Corretoras que oferecem criptoativos merecem um cuidado extra, porque a regulação muda conforme o tipo de ativo e a atividade exercida. Plataformas de negociação de criptomoedas que se enquadrem como Prestadoras de Serviços de Ativos Virtuais (PSAV) estão sujeitas às regras e à autorização do Banco Central. Plataformas que já operavam antes da entrada em vigor da nova regulamentação têm regras de transição e prazos próprios para solicitar autorização. Por isso, a ausência de uma autorização definitiva durante esse período de transição não significa, por si só, que a plataforma seja irregular.
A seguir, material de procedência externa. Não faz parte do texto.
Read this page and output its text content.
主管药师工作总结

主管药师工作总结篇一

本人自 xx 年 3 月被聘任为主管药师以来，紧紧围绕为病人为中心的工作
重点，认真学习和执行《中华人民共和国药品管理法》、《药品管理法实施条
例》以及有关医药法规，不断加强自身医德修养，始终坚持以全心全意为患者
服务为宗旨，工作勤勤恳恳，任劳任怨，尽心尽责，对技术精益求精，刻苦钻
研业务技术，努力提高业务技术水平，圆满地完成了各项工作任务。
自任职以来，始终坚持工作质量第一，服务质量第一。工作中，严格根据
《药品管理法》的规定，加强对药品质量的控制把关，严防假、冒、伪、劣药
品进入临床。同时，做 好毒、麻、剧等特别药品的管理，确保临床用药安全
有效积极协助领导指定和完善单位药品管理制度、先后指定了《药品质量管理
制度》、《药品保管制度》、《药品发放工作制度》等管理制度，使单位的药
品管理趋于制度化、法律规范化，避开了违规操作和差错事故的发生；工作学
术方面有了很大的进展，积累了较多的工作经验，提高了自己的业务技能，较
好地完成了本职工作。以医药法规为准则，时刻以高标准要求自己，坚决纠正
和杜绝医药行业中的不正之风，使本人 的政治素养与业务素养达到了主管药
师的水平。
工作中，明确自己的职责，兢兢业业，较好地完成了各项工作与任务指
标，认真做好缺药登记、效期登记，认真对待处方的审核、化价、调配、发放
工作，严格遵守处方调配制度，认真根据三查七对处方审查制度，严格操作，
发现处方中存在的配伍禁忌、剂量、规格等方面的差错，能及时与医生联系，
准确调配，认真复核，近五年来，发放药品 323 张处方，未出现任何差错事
Já quando o criptoativo em si é enquadrado como valor mobiliário, caso de tokens que prometem rendimento a partir do esforço de terceiros, a competência passa a ser da CVM, e a oferta precisa ter registro na autarquia.
A CVM já identificou casos de ofertas irregulares nesse segmento, inclusive ligadas a esquemas de pirâmide financeira. Esse tipo de golpe, porém, normalmente não é da alçada da CVM, e sim crime, e deve ser denunciado à Polícia Civil ou ao Ministério Público
O que a CVM garante e o que não garante
A supervisão da CVM vai além das corretoras de investimentos: alcança também distribuidoras, gestoras de fundos, consultores de investimento e outros participantes do mercado de valores mobiliários.
O registro na CVM não é garantia de rentabilidade nem de reembolso em caso de prejuízo. A própria autarquia é explícita sobre isso. Ela assegura acesso à informação para o investidor tomar decisões mais seguras, mas não tem poder de indenizar perdas nem de obrigar a corretora a fazer acordos. O registro comprova que a instituição está sob fiscalização e sujeita a punições em caso de conduta irregular. Isso já funciona como um filtro relevante contra golpes, mesmo sem eliminar o risco normal de mercado.
Onde fica o dinheiro investido
Uma dúvida comum é o que acontece se a corretora de investimentos quebrar. A resposta muda conforme o tipo de ativo.
Ações, fundos, ETFs, FIIs e BDRs ficam sob custódia da B3, vinculados ao CPF do investidor, separados do patrimônio da corretora. Se a corretora fechar, esses ativos continuam pertencendo ao investidor e podem ser transferidos para outra instituição, sem depender do Fundo Garantidor de Crédito (FGC).
Já produtos como CDB, LCI, LCA e RDB contam com a garantia do FGC, até R$ 250 mil por CPF, por instituição. O FGC, porém, protege contra a quebra do banco que emitiu o título, não da corretora que intermediou a compra. Se a corretora fechar e o banco emissor continuar saudável, o título segue existindo normalmente e pode ser transferido. O FGC só entra em ação se o emissor for à falência.
Tesouro Direto tem garantia própria, do Tesouro Nacional, e também não depende do FGC.
O selo Certifica (antigo Cetip Certifica)
Para quem investe em renda fixa privada, como CDB, LCI, LCA, CRI, CRA e debêntures, existe ainda um selo específico, que é o Certifica, da B3. O nome antigo, Cetip Certifica, ainda aparece em muitos sites, mas o certificado passou a se chamar apenas Certifica depois da fusão entre a Cetip e a BM&FBovespa, em 2017.
O selo confirma que a aplicação foi registrada no CPF ou CNPJ do investidor, o que facilita a comprovação de propriedade em caso de problemas com a instituição. Não ter o selo não torna o investimento mais arriscado. Ele só agiliza esse tipo de verificação, inclusive para o FGC localizar investidores em caso de intervenção em um banco.